English English Indonesian Indonesian
oleh

Error In Persona, Bopeng Penegakan Hukum

Oleh: Saharuddin Daming*

Dalam Pasal 1 Ayat 3 UUD 1945 menegaskan bahwa Indonesia adalah negara hukum. Hal ini berarti segala bentuk penyelenggaraan kekuasaan negara termasuk penegakan hukum, selain harus mengacu pada prosedur hukum, juga harus bersandarkan pada prinsip keadilan, kepatutan, kecermatan, kehati-hatian, profesionalisme, akuntabilitas, dan penghormatan terhadap HAM.
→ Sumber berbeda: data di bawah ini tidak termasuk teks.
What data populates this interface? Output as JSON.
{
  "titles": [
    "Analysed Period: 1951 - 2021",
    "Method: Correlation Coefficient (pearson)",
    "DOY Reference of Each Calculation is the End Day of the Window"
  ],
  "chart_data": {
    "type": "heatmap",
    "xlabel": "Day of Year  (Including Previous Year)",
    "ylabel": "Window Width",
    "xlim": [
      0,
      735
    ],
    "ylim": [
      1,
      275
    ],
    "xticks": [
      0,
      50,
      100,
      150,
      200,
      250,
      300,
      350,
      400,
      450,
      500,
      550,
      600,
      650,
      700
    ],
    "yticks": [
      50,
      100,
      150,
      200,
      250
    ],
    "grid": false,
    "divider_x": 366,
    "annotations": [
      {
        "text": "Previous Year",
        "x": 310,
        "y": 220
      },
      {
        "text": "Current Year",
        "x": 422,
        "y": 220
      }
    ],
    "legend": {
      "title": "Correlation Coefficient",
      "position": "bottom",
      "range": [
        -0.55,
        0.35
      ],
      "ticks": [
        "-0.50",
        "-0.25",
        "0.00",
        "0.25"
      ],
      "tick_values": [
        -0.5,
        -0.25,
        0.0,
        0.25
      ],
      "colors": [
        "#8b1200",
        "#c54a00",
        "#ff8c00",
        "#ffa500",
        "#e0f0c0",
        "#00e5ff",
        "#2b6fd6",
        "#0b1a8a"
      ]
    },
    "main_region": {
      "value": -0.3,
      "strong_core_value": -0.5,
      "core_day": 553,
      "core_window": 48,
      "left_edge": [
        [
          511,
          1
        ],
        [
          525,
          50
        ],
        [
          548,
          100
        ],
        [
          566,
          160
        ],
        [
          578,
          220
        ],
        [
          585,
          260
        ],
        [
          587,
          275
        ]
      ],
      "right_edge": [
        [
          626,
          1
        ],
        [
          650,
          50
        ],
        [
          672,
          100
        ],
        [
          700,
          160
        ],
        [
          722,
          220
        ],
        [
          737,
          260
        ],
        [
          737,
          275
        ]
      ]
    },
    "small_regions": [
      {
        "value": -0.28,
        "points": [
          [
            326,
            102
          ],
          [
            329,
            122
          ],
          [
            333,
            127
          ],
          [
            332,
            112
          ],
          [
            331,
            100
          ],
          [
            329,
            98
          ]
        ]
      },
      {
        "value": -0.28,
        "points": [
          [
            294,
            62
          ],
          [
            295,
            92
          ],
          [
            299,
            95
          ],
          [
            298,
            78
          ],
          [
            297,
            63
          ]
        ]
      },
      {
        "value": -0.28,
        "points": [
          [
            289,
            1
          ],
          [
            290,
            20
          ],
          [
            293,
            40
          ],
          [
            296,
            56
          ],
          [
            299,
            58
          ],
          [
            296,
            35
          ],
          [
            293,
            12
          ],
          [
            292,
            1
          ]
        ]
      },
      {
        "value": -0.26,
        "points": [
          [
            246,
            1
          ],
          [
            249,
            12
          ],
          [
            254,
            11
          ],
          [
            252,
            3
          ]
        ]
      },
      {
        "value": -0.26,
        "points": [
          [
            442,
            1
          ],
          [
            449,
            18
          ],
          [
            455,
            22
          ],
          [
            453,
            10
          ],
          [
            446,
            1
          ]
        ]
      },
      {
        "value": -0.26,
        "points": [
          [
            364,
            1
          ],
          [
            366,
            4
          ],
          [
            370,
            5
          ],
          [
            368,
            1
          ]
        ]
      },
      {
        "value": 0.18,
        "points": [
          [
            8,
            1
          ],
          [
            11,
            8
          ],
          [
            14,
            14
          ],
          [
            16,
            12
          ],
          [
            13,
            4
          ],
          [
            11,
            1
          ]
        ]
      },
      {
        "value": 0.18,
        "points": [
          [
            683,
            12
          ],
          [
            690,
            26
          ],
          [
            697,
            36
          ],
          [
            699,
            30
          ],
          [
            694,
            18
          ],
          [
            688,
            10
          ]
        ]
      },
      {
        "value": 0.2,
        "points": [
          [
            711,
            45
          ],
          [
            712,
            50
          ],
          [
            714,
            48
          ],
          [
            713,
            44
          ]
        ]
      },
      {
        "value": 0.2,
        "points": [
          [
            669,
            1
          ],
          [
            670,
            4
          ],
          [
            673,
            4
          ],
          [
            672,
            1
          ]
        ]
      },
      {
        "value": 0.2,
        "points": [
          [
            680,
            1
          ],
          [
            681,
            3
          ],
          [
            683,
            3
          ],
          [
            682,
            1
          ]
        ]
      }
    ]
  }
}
Sayang, karena pada berbagai kesempatan, upaya penegakan hukum yang dilakukan oleh pihak yang diberi kewenangan untuk itu ternyata tidak selalu terselenggara berdasarkan due process of law. Kadang-kadang dalam proses penegakan hukum, ada saja oknum aparat penegak hukum melanggar prinsip kecermatan, kehati-hatian, dan profesionalisme.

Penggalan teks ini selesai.